Both of these, and most other material I've come across, focus on crawling the broad open web rather than a targeted set of domains. For product prices it's the latter. Mercator calls out DNS resolution as a major bottleneck, for example, but when you're only hitting a few hundred domains that isn't really a concern.
The other gap is that both assume static HTML. For our use case we need a headless browser, and we also have to deal with Cloudflare and similar anti-bot systems.
For product prices specifically, a lot of sites publish price feeds which simplifies things, but plenty don't, and getting good coverage still requires scraping. Our current system does about 500M pages/day and we're looking to improve its performance.
Does anyone here have experience in this space, or know of articles/blog posts on scaling targeted (rather than broad) crawlers with headless browsers? Any pointers appreciated.
If you want to access data from websites which prevent it, you gotta use a headless browser with Residential Proxy Network Like Bright Data (formerly Luminati).
Our industry's understanding of consent is terrifying
It’s called hacker news, bro
2 replies →
I'm curious, how do you deal with Cloudflare and similar anti-bot systems? Just keep shopping the job around to different proxies?

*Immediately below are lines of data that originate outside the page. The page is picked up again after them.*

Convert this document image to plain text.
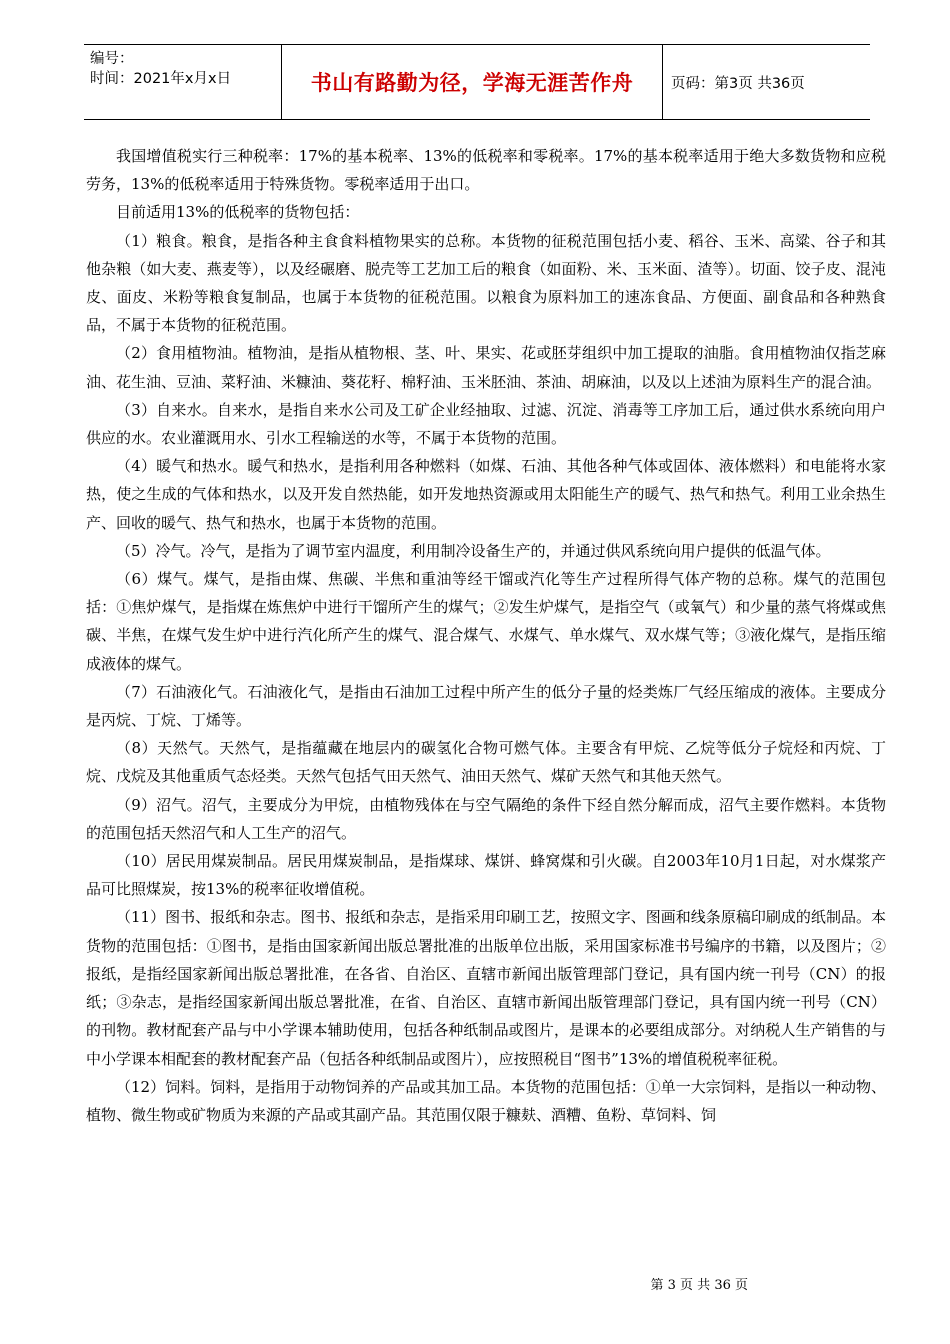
编号：
时间：2021年x月x日	书山有路勤为径，学海无涯苦作舟	页码：第3页 共36页

我国增值税实行三种税率：17%的基本税率、13%的低税率和零税率。17%的基本税率适用于绝大多数货物和应税劳务，13%的低税率适用于特殊货物。零税率适用于出口。

目前适用13%的低税率的货物包括：

（1）粮食。粮食，是指各种主食食料植物果实的总称。本货物的征税范围包括小麦、稻谷、玉米、高粱、谷子和其他杂粮（如大麦、燕麦等），以及经碾磨、脱壳等工艺加工后的粮食（如面粉、米、玉米面、渣等）。切面、饺子皮、混沌皮、面皮、米粉等粮食复制品，也属于本货物的征税范围。以粮食为原料加工的速冻食品、方便面、副食品和各种熟食品，不属于本货物的征税范围。

（2）食用植物油。植物油，是指从植物根、茎、叶、果实、花或胚芽组织中加工提取的油脂。食用植物油仅指芝麻油、花生油、豆油、菜籽油、米糠油、葵花籽、棉籽油、玉米胚油、茶油、胡麻油，以及以上述油为原料生产的混合油。

（3）自来水。自来水，是指自来水公司及工矿企业经抽取、过滤、沉淀、消毒等工序加工后，通过供水系统向用户供应的水。农业灌溉用水、引水工程输送的水等，不属于本货物的范围。

（4）暖气和热水。暖气和热水，是指利用各种燃料（如煤、石油、其他各种气体或固体、液体燃料）和电能将水家热，使之生成的气体和热水，以及开发自然热能，如开发地热资源或用太阳能生产的暖气、热气和热气。利用工业余热生产、回收的暖气、热气和热水，也属于本货物的范围。

（5）冷气。冷气，是指为了调节室内温度，利用制冷设备生产的，并通过供风系统向用户提供的低温气体。

（6）煤气。煤气，是指由煤、焦碳、半焦和重油等经干馏或汽化等生产过程所得气体产物的总称。煤气的范围包括：①焦炉煤气，是指煤在炼焦炉中进行干馏所产生的煤气；②发生炉煤气，是指空气（或氧气）和少量的蒸气将煤或焦碳、半焦，在煤气发生炉中进行汽化所产生的煤气、混合煤气、水煤气、单水煤气、双水煤气等；③液化煤气，是指压缩成液体的煤气。

（7）石油液化气。石油液化气，是指由石油加工过程中所产生的低分子量的烃类炼厂气经压缩成的液体。主要成分是丙烷、丁烷、丁烯等。

（8）天然气。天然气，是指蕴藏在地层内的碳氢化合物可燃气体。主要含有甲烷、乙烷等低分子烷烃和丙烷、丁烷、戊烷及其他重质气态烃类。天然气包括气田天然气、油田天然气、煤矿天然气和其他天然气。

（9）沼气。沼气，主要成分为甲烷，由植物残体在与空气隔绝的条件下经自然分解而成，沼气主要作燃料。本货物的范围包括天然沼气和人工生产的沼气。

（10）居民用煤炭制品。居民用煤炭制品，是指煤球、煤饼、蜂窝煤和引火碳。自2003年10月1日起，对水煤浆产品可比照煤炭，按13%的税率征收增值税。

（11）图书、报纸和杂志。图书、报纸和杂志，是指采用印刷工艺，按照文字、图画和线条原稿印刷成的纸制品。本货物的范围包括：①图书，是指由国家新闻出版总署批准的出版单位出版，采用国家标准书号编序的书籍，以及图片；②报纸，是指经国家新闻出版总署批准，在各省、自治区、直辖市新闻出版管理部门登记，具有国内统一刊号（CN）的报纸；③杂志，是指经国家新闻出版总署批准，在省、自治区、直辖市新闻出版管理部门登记，具有国内统一刊号（CN）的刊物。教材配套产品与中小学课本辅助使用，包括各种纸制品或图片，是课本的必要组成部分。对纳税人生产销售的与中小学课本相配套的教材配套产品（包括各种纸制品或图片），应按照税目“图书”13%的增值税税率征税。

（12）饲料。饲料，是指用于动物饲养的产品或其加工品。本货物的范围包括：①单一大宗饲料，是指以一种动物、植物、微生物或矿物质为来源的产品或其副产品。其范围仅限于糠麸、酒糟、鱼粉、草饲料、饲

第 3 页 共 36 页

it's fairly simple, you use browser profiles and you visit multiple website like a normal guy using residential proxyy network
and cloudflare cannot detect you this way.
the older your browser profile is, the less often cloudflare bans.
Cloudflare reads this forum. By answering your question here, they burn that workaround. Why would someone do that? (No one bring up Warframe)
have you already incorporated common crawl into your index?
Common Crawl is a sample of the web, so it's not that directly helpful for someone wanting to make a product price dataset.